Strep is diagnosed via a throat culture. A health care professional uses a cotton swab to collect a few cells from the back of the throat. This sample is then tested for the presence of streptococcal bacteria. Drugstore-based clinics, such as the Walgreens Take Care Clinic, often offer strep tests that are faster and much less expensive than those done by private labs.


Antibiotic treatment is the only cure for strep. Most often, a health care provider will prescribe penicillin or one of it’s derivatives, though other options, such as cephalexin, are also available for those who have a penicillin allergy. These drugs cost less than $5 for a standard 10-day regimen.
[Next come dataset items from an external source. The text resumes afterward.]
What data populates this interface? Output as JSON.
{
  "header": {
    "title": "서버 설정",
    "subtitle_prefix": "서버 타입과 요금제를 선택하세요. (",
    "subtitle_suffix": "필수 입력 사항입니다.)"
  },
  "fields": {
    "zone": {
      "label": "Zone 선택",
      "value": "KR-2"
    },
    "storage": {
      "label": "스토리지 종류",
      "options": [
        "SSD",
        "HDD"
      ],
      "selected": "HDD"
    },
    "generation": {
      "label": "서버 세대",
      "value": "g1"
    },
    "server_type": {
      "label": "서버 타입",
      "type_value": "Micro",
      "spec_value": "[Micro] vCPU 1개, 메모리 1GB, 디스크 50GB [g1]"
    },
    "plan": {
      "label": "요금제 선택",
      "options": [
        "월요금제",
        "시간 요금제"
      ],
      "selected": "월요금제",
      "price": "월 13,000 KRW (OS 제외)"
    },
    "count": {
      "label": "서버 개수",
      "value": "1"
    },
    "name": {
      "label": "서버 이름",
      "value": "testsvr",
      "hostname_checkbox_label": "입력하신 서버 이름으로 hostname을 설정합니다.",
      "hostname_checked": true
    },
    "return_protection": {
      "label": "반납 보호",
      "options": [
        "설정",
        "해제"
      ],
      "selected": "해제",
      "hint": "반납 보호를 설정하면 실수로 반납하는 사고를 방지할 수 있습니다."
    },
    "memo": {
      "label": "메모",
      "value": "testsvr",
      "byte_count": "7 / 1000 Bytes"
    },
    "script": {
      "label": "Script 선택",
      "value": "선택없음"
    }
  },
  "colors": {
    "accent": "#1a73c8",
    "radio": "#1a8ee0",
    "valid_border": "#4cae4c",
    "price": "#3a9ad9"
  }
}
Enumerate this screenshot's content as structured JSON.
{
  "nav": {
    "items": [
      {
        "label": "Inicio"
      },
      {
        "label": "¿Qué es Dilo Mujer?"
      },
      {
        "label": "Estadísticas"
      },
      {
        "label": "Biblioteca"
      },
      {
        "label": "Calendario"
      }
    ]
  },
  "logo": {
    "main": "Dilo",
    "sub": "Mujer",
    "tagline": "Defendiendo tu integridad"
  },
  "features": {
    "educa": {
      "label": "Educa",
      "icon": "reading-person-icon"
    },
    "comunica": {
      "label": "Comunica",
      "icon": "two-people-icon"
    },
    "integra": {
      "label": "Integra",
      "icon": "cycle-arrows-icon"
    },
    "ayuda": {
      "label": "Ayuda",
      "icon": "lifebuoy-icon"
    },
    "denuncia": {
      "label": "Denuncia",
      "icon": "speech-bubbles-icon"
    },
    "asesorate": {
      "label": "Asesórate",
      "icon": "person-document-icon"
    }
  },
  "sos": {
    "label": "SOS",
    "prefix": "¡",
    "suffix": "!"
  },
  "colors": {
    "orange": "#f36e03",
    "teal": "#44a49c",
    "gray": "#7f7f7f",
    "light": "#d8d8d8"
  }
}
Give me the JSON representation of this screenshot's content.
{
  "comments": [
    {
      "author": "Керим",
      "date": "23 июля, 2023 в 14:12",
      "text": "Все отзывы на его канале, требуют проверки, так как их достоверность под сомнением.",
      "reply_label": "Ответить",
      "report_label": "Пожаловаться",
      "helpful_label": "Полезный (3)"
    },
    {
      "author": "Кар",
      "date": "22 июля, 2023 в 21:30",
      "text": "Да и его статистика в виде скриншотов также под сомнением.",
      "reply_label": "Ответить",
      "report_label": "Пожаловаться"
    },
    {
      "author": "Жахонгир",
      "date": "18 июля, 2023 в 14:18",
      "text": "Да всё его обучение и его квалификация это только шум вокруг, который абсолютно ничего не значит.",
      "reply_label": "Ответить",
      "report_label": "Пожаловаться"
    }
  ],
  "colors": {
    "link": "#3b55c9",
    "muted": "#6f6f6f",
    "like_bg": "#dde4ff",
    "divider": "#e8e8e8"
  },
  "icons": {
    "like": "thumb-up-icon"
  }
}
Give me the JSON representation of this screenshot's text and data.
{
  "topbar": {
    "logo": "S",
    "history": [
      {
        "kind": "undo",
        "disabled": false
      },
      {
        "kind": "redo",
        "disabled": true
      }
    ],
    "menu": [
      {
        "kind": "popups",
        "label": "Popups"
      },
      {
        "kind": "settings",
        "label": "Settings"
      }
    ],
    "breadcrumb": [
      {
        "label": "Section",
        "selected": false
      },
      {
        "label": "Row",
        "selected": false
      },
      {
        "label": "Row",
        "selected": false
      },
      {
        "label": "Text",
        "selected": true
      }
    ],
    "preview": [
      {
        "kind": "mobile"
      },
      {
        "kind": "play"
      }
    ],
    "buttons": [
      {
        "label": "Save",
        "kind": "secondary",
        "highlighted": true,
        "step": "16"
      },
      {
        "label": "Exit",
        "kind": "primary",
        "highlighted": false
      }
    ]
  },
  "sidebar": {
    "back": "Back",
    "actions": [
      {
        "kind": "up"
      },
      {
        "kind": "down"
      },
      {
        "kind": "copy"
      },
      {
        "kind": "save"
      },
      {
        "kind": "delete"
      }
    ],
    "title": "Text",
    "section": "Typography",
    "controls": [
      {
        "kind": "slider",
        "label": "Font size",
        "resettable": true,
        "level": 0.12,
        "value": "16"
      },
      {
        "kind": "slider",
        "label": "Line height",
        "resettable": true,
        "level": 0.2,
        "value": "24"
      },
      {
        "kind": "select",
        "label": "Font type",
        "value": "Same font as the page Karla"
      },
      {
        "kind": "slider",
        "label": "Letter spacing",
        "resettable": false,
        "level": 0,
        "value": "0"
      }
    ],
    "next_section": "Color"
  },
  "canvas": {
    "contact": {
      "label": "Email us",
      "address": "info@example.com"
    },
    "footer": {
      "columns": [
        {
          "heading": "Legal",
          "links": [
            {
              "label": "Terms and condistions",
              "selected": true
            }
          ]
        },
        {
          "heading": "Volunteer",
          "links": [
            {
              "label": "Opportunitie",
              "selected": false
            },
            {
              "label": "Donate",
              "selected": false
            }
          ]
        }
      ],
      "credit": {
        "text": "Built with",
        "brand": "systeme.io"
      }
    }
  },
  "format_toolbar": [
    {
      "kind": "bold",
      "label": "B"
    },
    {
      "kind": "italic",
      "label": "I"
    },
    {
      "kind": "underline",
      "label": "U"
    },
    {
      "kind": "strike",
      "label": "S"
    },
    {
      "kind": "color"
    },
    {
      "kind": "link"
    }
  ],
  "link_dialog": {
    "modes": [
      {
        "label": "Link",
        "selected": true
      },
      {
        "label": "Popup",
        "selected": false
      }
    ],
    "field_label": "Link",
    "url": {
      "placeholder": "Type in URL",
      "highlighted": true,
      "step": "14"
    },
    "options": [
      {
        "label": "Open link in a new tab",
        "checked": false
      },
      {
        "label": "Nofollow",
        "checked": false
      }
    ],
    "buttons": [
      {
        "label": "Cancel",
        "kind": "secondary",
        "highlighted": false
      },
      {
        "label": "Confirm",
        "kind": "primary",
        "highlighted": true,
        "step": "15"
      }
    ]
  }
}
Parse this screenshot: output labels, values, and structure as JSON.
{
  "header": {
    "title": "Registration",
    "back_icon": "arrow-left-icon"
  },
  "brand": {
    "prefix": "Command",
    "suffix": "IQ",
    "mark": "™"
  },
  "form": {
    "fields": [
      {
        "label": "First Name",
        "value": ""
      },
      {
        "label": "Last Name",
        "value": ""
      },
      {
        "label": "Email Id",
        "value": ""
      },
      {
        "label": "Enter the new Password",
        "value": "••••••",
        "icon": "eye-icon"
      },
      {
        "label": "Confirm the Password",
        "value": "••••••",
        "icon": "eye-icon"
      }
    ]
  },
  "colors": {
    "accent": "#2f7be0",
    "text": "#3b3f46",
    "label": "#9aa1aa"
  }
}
It is vitally important that the patient finish taking all of his or her antibiotics (even after symptoms disappear). This not only prevents the creation of an antibiotic-resistant strain of bacteria, it keeps the patient from getting sick all over again.

Dealing with Pain

Antibiotics do not provide immediate relief from the pain caused by strep. For that, there is “Magic Mouthwash.” “Magic Mouthwash” is a mix of equal parts of viscous lidocaine, benedryl, and mallox. It is available by prescription only, and usually must be made by the pharmacy, though it costs less than $10 if the generic versions of the ingredients are used.

Magic Mouthwash numbs on contact, but since it contains large amounts of benedryl, it should not be swallowed. For those who are unsually sensative, Magic Mouthwash can also disable the gag reflex, which can make people feel like they are choking. Patients should use half or a quarter of the recommend amount until they know how they will react, or try natural sore throat treatments like hot water with honey and lemon juice.